You can read more about Kubernetes readiness probes in the official documentation.
Built-in middleware readiness probes
As of version 5.0.0 of the @vue-storefront/middleware
package, you can launch the middleware locally and send a GET request to the http://localhost:4000/readyz
endpoint. The response will contain either a success message or a list of errors describing why the readiness probe failed.
To add custom readiness probes to the built-in @vue-storefront/middleware
readiness probe feature, pass them to the readinessProbes
property when calling createServer
.
const customReadinessProbe = async () => {
const dependentServiceRunning = await axios.get('http://someservice:3000/healthz');
if(dependentServiceRunning.status !== 200) {
throw new Error('Service that the middleware depends on is offline. The middleware is temporarily not ready to accept connections.')
}
}
const app = await createServer(config, { readinessProbes: [customReadinessProbe]});
In order for custom readiness probes to be implemented correctly, they need to do two things:
- they must all be async or return a promise (the return value is not checked, it's expected to be void/undefined)
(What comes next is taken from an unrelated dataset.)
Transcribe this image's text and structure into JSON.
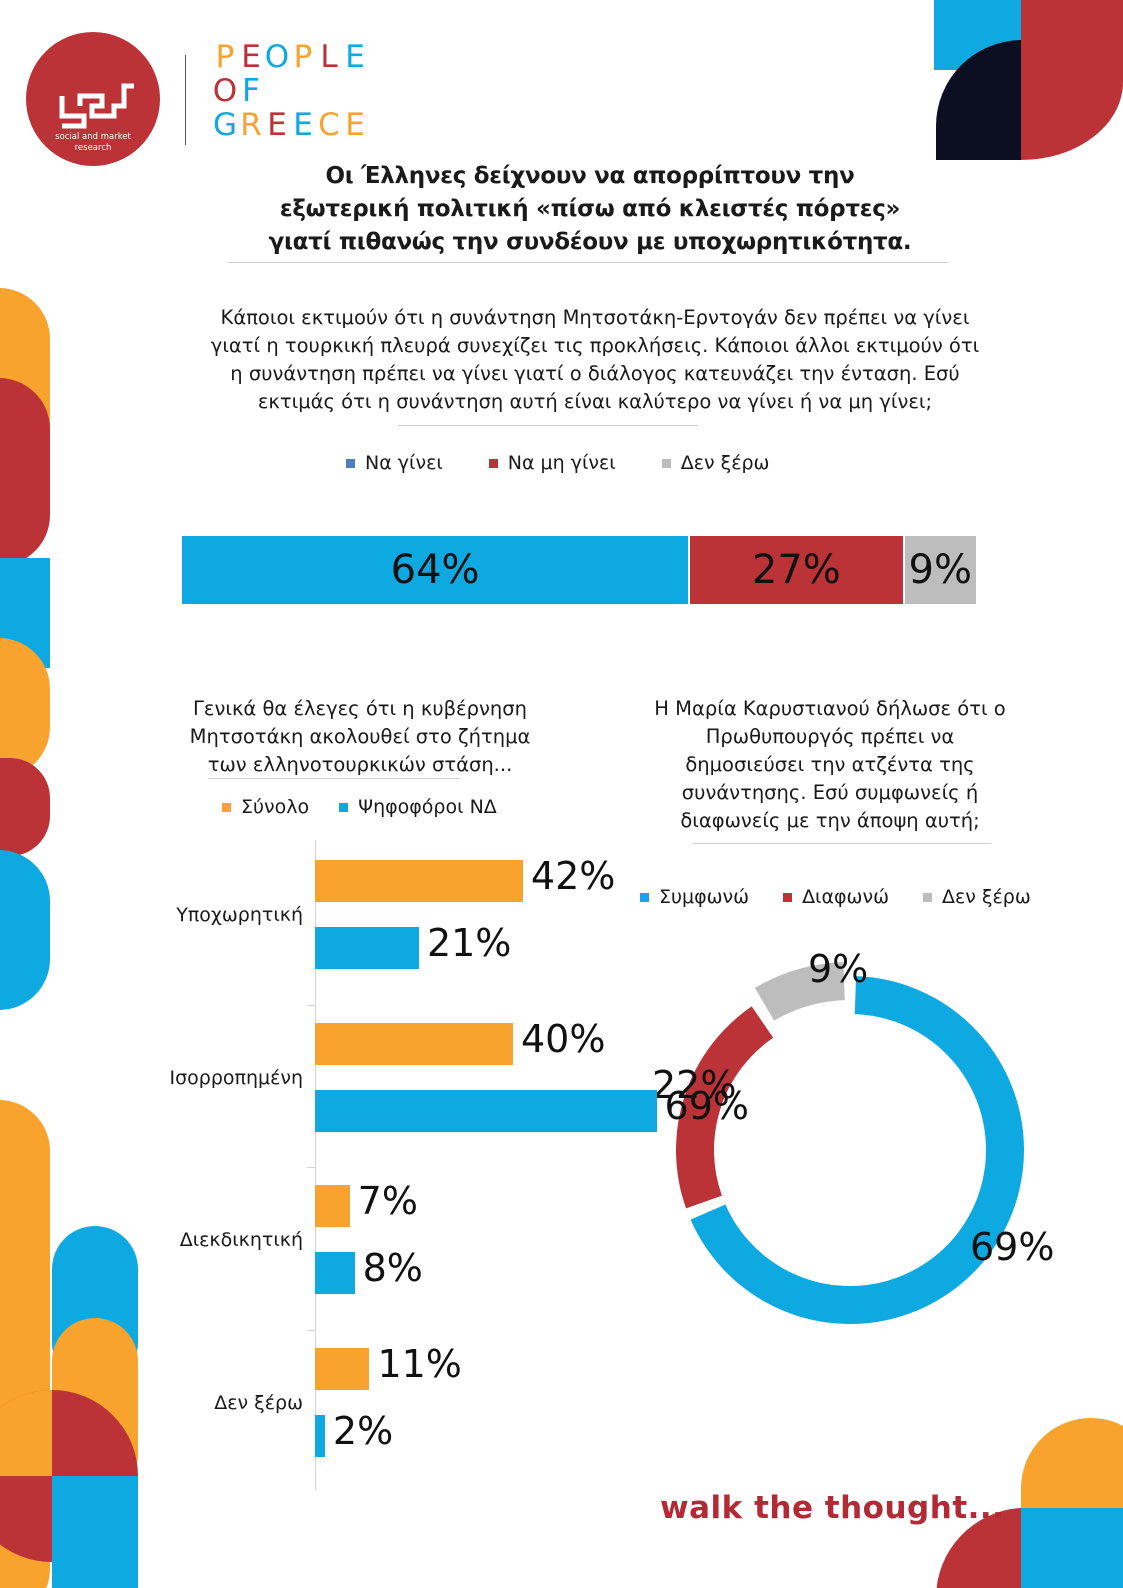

- they must all throw an exception when you want a readiness probe to fail
Implementation of readiness probes in your own application
Readiness probes are more difficult to implement than liveness probes. In liveness probes, a simple stateless REST endpoint handler was sufficient. Readiness probes, on the other hand, need to monitor the signals that the application process received. In addition to that, you can write your own readiness conditions, such as checking if an external service that your application depends on is online.
If your application uses Node's http
module to serve HTTP requests, you can use the @godaddy/terminus
NPM package to implement readiness checks.